Nous sommes au Myanmar depuis un peu plus de 5 heures maintenant et déjà, nous avons le sentiment que tout ce que nous avons entendu sur ce pays est vrai. En mettant le pied dans notre petite chambre d’hôtel, la toute dernière en ville semble-t-il, nous nous sommes regardés dans les yeux et avons tout deux admis ne rien avoir compris à la soirée que nous venions de passer… Le temps d’un regard, nous sommes retournés trois ans en arrière, lors de notre première visite à Delhi, après cette fameuse marche de 20 minutes dans Paharganj, qui nous avait à tout jamais marqués, comme une véritable gifle au visage.
Mais, cette fois-ci, pas de gifle. Pas de peur, ni de craintes. Seulement un réel ébranlement, une incompréhension totale de ce que nous venions de vivre, qui était l’opposé de tout ce que nous avions connu jusqu’ici : un chauffeur de taxi qui, sans nous demandé un sou de plus que le montant réclamé au départ pour la course, nous a pris en charge durant près de 2 heures pour nous amener au bureau de change (ou du moins la version birmane d’un bureau de change), nous a expliqué comment procéder pour nous rendre à Mandalay le lendemain, nous a conduit au bureau de réservation des billets de bus, et nous a ensuite amener à l’hôtel de notre choix. À chacun des arrêts, il nous a suivis afin de nous servir d’interprète auprès des gens à qui nous avions affaire.
Le plus malheureux dans tout ça, c’est que nous nous rendons compte que l’Inde nous a changé à jamais, ou du moins que ça nous prendra beaucoup de temps et de rencontres de ce genre pour être un jour moins méfiants à l’égards des gens aidants. Des gens qui sont tellement bons, gentils et sympathiques que nous ne pouvons faire autrement que d’être sur nos gardes, et de tenter de comprendre le piège sous-jacent, l’arnaque qui nous sautera bientôt aux yeux.
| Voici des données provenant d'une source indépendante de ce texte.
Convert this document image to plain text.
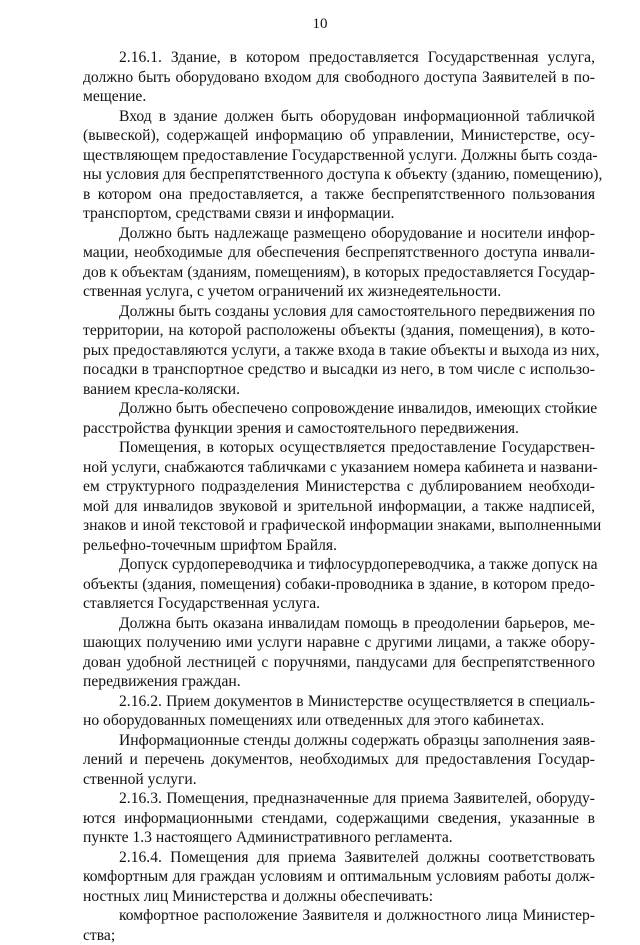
10

2.16.1. Здание, в котором предоставляется Государственная услуга,
должно быть оборудовано входом для свободного доступа Заявителей в по-
мещение.

Вход в здание должен быть оборудован информационной табличкой
(вывеской), содержащей информацию об управлении, Министерстве, осу-
ществляющем предоставление Государственной услуги. Должны быть созда-
ны условия для беспрепятственного доступа к объекту (зданию, помещению),
в котором она предоставляется, а также беспрепятственного пользования
транспортом, средствами связи и информации.

Должно быть надлежаще размещено оборудование и носители инфор-
мации, необходимые для обеспечения беспрепятственного доступа инвали-
дов к объектам (зданиям, помещениям), в которых предоставляется Государ-
ственная услуга, с учетом ограничений их жизнедеятельности.

Должны быть созданы условия для самостоятельного передвижения по
территории, на которой расположены объекты (здания, помещения), в кото-
рых предоставляются услуги, а также входа в такие объекты и выхода из них,
посадки в транспортное средство и высадки из него, в том числе с использо-
ванием кресла-коляски.

Должно быть обеспечено сопровождение инвалидов, имеющих стойкие
расстройства функции зрения и самостоятельного передвижения.

Помещения, в которых осуществляется предоставление Государствен-
ной услуги, снабжаются табличками с указанием номера кабинета и названи-
ем структурного подразделения Министерства с дублированием необходи-
мой для инвалидов звуковой и зрительной информации, а также надписей,
знаков и иной текстовой и графической информации знаками, выполненными
рельефно-точечным шрифтом Брайля.

Допуск сурдопереводчика и тифлосурдопереводчика, а также допуск на
объекты (здания, помещения) собаки-проводника в здание, в котором предо-
ставляется Государственная услуга.

Должна быть оказана инвалидам помощь в преодолении барьеров, ме-
шающих получению ими услуги наравне с другими лицами, а также обору-
дован удобной лестницей с поручнями, пандусами для беспрепятственного
передвижения граждан.

2.16.2. Прием документов в Министерстве осуществляется в специаль-
но оборудованных помещениях или отведенных для этого кабинетах.

Информационные стенды должны содержать образцы заполнения заяв-
лений и перечень документов, необходимых для предоставления Государ-
ственной услуги.

2.16.3. Помещения, предназначенные для приема Заявителей, оборуду-
ются информационными стендами, содержащими сведения, указанные в
пункте 1.3 настоящего Административного регламента.

2.16.4. Помещения для приема Заявителей должны соответствовать
комфортным для граждан условиям и оптимальным условиям работы долж-
ностных лиц Министерства и должны обеспечивать:

комфортное расположение Заявителя и должностного лица Министер-
ства;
Ainsi, durant toute cette longue course en taxi, nous étions un peu abasourdis, et hésitants devant tant de gentillesse. Jusqu’au dernier moment, nous avons cherché l’arnaque. Et pourtant. À notre arrivée à l’hôtel, nous nous sommes trouvés ridicules : ce monsieur n’était pas un arnaqueur, et ne cherchait pas à faire de l’argent sur notre dos. Il était seulement gentil et aimable, et souhaitait venir en aide à de nouveaux arrivants dans son pays.
Nous nous sommes trouvés ridicules, mais ô combien chanceux. Chanceux d’avoir à la dernière minute ajouter à notre itinéraire un pays où des chauffeurs de taxi viennent gratuitement en aide à des touristes. Chanceux de finalement mettre les pieds dans un pays qui a été épargné des ravages du tourisme de masse. Chanceux d’avoir un mois complet devant nous pour le découvrir. Chanceux de vivre un choc culturel si différent de ceux que nous avions connus, un choc aussi troublant qu’agréable, aussi perturbant qu’émouvant.